Targeting a higher MAP in post-CA patients was safe and improved cerebral oxygenation but did not improve the extent of anoxic brain damage or neurological outcome.

摘要

目的

在入住重症监护病房(ICU)的最初 6-12 小时内,接受平均动脉压(MAP)65mmHg 目标治疗的心脏骤停(CA)后患者会经历脑氧合的下降,这可能导致额外的脑损伤。因此,我们研究了早期目标导向的血流动力学优化策略(EGDHO)(MAP 85-100mmHg,SVO2 65-75%)是否安全,与 MAP 65mmHg 策略相比,是否可以改善脑氧合、减少缺氧性脑损伤并改善预后。

方法和结果

共有 112 例院外 CA 患者被随机分配到 EGDHO 或 MAP 65mmHg 策略中,在 ICU 入住的最初 36 小时内接受治疗。主要结局是通过扩散加权磁共振成像(在 CA 后第 5±2 天)计算的低于表观扩散系数(ADC)评分 650.10-6mm2/s 的体素百分比来量化缺氧性脑损伤的程度。

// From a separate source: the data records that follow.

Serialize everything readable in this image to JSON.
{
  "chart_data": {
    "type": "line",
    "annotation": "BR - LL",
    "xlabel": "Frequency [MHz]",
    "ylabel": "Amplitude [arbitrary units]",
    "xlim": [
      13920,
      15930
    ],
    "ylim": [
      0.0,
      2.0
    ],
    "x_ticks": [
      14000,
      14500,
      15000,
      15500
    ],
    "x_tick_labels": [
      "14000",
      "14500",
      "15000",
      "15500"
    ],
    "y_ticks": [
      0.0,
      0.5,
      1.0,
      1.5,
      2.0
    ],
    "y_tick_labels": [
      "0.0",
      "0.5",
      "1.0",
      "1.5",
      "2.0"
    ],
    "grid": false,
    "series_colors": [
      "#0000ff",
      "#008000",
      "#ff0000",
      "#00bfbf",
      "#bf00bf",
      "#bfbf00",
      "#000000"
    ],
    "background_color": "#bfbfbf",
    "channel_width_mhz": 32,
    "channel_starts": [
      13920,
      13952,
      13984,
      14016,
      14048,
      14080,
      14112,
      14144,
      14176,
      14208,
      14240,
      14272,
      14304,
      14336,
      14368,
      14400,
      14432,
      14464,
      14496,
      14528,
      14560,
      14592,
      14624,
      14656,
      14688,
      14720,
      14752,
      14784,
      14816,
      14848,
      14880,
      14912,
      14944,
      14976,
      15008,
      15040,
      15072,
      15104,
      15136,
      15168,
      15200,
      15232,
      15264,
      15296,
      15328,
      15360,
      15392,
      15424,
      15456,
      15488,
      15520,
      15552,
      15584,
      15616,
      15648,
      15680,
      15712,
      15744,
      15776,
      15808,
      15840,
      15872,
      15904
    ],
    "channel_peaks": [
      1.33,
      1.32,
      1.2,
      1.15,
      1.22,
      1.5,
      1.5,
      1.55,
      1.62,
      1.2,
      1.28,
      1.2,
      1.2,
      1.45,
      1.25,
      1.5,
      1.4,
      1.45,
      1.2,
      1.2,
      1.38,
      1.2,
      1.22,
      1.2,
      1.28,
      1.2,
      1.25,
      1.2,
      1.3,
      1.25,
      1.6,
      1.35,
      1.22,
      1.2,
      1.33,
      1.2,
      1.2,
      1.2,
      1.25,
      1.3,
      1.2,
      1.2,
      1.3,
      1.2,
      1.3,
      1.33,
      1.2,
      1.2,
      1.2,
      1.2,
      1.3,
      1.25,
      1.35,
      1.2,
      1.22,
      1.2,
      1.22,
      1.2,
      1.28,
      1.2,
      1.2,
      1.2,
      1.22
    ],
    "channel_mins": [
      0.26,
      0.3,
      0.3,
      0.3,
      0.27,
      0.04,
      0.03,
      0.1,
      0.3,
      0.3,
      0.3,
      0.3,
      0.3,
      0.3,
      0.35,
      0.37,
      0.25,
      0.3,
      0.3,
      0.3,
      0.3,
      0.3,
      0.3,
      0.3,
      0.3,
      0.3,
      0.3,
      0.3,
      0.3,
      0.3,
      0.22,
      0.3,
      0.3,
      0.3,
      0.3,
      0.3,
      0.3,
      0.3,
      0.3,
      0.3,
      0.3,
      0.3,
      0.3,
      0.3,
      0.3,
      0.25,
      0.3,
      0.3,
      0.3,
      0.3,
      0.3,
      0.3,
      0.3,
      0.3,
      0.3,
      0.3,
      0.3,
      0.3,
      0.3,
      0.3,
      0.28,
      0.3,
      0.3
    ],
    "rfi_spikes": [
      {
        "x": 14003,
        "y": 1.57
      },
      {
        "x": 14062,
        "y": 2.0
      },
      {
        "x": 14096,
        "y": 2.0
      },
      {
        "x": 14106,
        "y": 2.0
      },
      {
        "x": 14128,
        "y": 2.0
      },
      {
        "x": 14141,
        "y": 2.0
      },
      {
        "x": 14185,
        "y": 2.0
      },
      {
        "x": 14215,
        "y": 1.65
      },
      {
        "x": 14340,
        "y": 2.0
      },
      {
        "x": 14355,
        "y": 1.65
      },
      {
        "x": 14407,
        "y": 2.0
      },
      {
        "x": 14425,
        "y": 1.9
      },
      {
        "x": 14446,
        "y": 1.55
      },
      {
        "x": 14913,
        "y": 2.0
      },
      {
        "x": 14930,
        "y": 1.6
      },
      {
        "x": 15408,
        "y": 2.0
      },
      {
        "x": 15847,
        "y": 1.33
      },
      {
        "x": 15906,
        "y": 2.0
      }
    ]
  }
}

主要次要结局是 180 天的良好神经结局(CPC 评分 1-2)。在接受 EGDHO 治疗的患者中,MAP(P<0.001)和 ICU 入住最初 12 小时内的脑氧合(P=0.04)更高。然而,两组之间低于 ADC 评分 650.10-6mm2/s 的体素百分比没有差异[16%比 12%,优势比 1.37,95%置信区间(CI)0.95-0.98;P=0.09]。同样,180 天时具有良好神经结局的患者数量也相似(40%比 38%,优势比 0.98,95%CI 0.41-2.33;P=0.96)。接受 EGDHO 治疗的患者严重不良事件的数量较低(P=0.02)。

结论

在 CA 后患者中靶向更高的 MAP 是安全的,可以改善脑氧合,但不能改善缺氧性脑损伤或神经结局的程度。